France: France was the first European country to ban the full-face Islamic veil in public places in 2011 but was embroiled in another fight over Muslim clothing this year, as the “burkini” arrived on the beaches of southern France.
Several mayors banned women from wearing the burqa-like bathing suit on beaches, and two higher courts disagreed over the legality of the bans. Some French politicians running for president said they would support a national ban going forward.
UK: The United Kingdom’s Independence Party’s leader, Paul Nuttall, called for a burqa ban on the first day after he won election as leader of the UKIP party, and a majority of the British public said they backed a burqa ban in one poll.
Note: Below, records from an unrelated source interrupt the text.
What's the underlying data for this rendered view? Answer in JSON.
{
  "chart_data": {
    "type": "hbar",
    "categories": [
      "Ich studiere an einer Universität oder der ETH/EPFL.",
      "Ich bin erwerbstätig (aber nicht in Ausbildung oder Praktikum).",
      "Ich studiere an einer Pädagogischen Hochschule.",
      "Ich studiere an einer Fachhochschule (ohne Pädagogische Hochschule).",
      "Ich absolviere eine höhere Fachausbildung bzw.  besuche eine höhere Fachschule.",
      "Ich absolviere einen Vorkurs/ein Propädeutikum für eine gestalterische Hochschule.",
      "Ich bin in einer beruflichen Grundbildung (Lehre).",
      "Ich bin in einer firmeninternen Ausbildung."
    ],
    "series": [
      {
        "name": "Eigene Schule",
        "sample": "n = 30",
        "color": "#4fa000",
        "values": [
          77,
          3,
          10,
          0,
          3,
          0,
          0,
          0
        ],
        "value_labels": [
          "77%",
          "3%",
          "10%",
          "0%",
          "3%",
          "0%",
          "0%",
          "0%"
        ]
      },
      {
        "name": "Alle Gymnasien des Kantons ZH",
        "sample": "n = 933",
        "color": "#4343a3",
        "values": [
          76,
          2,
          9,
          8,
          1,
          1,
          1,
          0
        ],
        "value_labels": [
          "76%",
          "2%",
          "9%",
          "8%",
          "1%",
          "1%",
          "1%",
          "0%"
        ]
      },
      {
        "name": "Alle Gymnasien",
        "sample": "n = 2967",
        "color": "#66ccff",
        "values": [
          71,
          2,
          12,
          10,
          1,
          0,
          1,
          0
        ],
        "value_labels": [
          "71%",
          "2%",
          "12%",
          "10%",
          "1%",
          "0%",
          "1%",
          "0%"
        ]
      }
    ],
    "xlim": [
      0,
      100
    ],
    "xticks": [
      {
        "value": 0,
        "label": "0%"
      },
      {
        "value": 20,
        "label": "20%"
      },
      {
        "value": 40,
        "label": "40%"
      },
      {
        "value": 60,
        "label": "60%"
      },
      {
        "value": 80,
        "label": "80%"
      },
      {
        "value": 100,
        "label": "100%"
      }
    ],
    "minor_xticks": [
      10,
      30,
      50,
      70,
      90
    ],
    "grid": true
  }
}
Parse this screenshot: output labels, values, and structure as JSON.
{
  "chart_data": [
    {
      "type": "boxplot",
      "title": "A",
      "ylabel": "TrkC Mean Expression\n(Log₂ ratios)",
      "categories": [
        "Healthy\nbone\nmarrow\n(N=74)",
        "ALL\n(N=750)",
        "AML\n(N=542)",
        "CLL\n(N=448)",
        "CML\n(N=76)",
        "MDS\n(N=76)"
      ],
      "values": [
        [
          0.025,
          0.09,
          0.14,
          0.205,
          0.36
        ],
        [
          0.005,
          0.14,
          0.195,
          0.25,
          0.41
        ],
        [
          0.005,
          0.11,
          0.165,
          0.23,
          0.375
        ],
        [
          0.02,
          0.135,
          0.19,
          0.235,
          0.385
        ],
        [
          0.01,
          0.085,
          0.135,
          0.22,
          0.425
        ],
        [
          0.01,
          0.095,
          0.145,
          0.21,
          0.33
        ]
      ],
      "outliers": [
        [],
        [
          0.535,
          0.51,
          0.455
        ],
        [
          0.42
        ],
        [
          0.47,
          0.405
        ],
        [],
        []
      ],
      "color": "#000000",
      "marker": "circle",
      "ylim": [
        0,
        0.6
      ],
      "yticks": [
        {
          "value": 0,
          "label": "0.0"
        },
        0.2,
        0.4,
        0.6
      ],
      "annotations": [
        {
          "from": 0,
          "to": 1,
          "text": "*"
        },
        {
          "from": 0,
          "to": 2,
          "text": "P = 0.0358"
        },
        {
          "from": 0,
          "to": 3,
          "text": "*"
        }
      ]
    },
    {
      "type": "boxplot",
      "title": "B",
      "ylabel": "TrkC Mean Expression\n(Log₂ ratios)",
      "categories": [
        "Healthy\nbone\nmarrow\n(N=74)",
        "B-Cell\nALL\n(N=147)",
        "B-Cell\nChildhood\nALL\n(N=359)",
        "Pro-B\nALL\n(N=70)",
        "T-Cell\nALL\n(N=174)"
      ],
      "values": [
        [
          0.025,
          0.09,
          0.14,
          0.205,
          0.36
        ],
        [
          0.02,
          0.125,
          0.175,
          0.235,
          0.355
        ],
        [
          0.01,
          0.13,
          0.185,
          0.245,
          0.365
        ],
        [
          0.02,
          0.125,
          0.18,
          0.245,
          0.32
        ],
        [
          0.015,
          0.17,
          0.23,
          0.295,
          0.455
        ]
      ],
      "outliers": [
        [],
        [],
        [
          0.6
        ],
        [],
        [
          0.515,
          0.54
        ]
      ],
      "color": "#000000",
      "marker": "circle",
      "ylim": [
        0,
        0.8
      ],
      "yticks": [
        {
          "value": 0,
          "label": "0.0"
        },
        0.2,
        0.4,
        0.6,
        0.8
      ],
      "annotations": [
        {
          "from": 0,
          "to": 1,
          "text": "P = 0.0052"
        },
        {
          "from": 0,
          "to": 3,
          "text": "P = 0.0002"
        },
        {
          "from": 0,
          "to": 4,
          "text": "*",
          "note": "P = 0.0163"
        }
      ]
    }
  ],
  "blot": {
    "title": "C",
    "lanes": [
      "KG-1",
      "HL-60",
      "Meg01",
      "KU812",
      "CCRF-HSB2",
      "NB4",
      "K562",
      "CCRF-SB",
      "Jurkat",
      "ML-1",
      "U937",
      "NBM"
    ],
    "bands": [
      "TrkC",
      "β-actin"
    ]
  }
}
Norway: The country’s education minister said in October the national government was considering a burqa ban for schools and universities.
Bulgaria: Women wearing a burqa or niqab in Bulgaria can face a fine up to $800 for breaking a new Bulgarian law banning it in public.
Nigeria: A court of appeals in the capital of Lagos overruled an earlier ban on students in primary and secondary schools wearing a hijab with their school uniforms. The court’s decision was unanimous.
Switzerland: The country’s conservative Swiss People’s Party (SVP) proposed a national burqa ban that has not yet passed into law, while the region of Ticino has begun issuing fines to those who violated its own law that bans burqas in public places.
United States: A state legislator in Georgia proposed and then withdrew a bill that would have banned Muslim women from wearing burqas while driving.